In order to part address the needs of a diverse population, ethnic information laminates have been produced for ambulance crews when engaging with patient’s whose first language is not English. Engagement is currently taking place with the Blind and Deaf Society’s as to how we can help the information flow to patients with regard to the patients medicines bags
Nottingham City Hospital is part of a collaborative of 45 trusts across the country. Work done has been demonstrated at workshops for the 45 trusts, plus other events. Teams from Nottingham City Hospital Trust have demonstrated work done in Pre-Op and with using the medicines bags as part of the Self Administration process for inpatients. We have also demonstrated how an Innovation has succeeded, by working with NHS Innovations. Private business engagement and sponsorship has also been achieved in order to get the project to successful conclusion. The PMB has locked in responsibilities by using diffusion techniques as opposed to dissemination techniques. In fact the PMB has sold itself. To-date 47 other trusts have requested sample packs of bags, guidelines for healthcare professionals, ethnic laminates, accompanying labels and instructions on how to implement in their trust.

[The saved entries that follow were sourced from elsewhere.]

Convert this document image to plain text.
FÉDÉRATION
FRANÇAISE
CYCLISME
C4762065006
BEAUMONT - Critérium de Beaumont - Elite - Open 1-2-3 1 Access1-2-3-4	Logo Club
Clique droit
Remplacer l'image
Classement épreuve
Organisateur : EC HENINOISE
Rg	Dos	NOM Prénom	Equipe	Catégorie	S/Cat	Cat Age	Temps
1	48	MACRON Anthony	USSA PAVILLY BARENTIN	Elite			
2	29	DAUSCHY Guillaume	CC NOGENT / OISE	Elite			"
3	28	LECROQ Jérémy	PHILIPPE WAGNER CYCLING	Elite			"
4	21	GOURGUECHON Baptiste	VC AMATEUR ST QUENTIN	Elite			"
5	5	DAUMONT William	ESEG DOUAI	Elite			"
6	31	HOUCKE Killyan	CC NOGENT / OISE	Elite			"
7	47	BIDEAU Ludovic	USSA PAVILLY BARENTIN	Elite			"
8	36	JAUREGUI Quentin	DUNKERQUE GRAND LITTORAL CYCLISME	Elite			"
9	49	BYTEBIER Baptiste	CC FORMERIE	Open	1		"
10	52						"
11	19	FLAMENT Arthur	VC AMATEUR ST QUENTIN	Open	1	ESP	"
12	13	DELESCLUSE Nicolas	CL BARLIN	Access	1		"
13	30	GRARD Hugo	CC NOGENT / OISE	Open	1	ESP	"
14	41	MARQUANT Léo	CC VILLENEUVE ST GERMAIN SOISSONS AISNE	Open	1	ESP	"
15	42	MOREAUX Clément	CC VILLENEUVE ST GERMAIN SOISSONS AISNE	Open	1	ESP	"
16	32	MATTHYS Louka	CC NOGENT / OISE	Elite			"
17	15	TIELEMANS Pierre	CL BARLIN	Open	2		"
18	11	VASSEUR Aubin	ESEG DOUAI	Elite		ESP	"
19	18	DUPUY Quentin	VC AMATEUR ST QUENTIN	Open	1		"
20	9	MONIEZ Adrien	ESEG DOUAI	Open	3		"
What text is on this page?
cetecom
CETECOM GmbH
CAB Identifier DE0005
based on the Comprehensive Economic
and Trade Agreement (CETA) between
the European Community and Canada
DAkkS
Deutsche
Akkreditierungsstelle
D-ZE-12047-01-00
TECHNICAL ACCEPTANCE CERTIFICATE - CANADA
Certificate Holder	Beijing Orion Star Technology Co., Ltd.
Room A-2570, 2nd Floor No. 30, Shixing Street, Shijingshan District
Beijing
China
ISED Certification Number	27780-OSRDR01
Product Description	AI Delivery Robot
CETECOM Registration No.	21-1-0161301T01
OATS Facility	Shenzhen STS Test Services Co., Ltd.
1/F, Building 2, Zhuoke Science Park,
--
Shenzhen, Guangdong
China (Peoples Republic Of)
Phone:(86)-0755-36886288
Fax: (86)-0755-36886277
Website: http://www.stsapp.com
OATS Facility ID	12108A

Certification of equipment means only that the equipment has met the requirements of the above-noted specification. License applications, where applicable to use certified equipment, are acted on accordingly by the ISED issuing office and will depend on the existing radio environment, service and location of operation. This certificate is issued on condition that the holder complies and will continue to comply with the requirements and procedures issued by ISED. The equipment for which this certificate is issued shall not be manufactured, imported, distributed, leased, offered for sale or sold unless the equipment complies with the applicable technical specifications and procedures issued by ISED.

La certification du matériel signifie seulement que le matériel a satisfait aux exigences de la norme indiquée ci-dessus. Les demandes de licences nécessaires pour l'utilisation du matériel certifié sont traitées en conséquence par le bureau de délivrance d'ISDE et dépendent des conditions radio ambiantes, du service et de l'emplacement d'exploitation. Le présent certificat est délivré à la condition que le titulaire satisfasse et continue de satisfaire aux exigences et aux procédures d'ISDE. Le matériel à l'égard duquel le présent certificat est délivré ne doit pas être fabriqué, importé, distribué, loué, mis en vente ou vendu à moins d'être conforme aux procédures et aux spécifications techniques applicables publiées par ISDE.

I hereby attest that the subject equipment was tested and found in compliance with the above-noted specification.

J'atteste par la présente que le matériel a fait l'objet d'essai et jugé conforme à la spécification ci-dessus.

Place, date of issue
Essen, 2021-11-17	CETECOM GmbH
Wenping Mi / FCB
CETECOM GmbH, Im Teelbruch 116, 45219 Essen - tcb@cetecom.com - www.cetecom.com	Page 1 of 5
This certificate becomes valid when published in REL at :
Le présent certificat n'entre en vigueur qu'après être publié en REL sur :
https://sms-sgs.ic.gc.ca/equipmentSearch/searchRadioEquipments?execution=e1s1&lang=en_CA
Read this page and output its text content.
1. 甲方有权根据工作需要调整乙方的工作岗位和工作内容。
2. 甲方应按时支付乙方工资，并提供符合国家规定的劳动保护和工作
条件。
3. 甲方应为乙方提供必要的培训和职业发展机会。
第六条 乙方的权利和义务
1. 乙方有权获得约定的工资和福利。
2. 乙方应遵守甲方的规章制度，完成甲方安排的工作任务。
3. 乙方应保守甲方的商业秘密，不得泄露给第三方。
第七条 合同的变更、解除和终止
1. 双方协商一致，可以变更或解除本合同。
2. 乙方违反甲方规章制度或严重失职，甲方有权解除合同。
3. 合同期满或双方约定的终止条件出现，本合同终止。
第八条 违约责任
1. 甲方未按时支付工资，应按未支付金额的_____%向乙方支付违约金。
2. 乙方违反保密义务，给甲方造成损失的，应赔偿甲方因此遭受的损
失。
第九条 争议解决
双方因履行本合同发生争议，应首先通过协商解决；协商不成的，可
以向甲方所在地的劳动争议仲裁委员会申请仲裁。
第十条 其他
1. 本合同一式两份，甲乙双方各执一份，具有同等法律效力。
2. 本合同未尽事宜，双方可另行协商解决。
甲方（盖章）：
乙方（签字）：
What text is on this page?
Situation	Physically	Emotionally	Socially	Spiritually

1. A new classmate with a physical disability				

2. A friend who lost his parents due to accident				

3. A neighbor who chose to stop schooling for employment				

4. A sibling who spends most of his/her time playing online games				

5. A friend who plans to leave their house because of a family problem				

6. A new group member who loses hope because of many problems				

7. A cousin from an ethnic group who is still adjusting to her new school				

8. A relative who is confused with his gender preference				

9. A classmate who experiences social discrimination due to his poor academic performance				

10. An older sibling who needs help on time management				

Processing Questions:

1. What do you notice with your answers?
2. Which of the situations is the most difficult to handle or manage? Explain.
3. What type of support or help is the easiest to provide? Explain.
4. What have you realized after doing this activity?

As project lead I had to consider the local objectives and decide if there was any one thing that we could do within the timeline that would impact on all the local objectives. That turned out to be the provision of a patient’s medicines bag. It was exciting to research existing bags, try them out, change them, redesign our own, copyright it, produce guidelines and supporting information for other trusts to pick up and run with. Working with patients was inspirational, as was working with East Midlands Ambulance Service. NHS Innovations East Midlands provided the necessary skills for commercialisation. Finally setting something up that would leave a legacy behind - one which would become embedded in the patients subconscious was rewarding in the extreme! The PMB won the regional Health and Social Care Awards Patient Safety Award Midlands & East in July this year and is a national finalist at the awards in December, as well as being entered into the NHS Live event for 2005.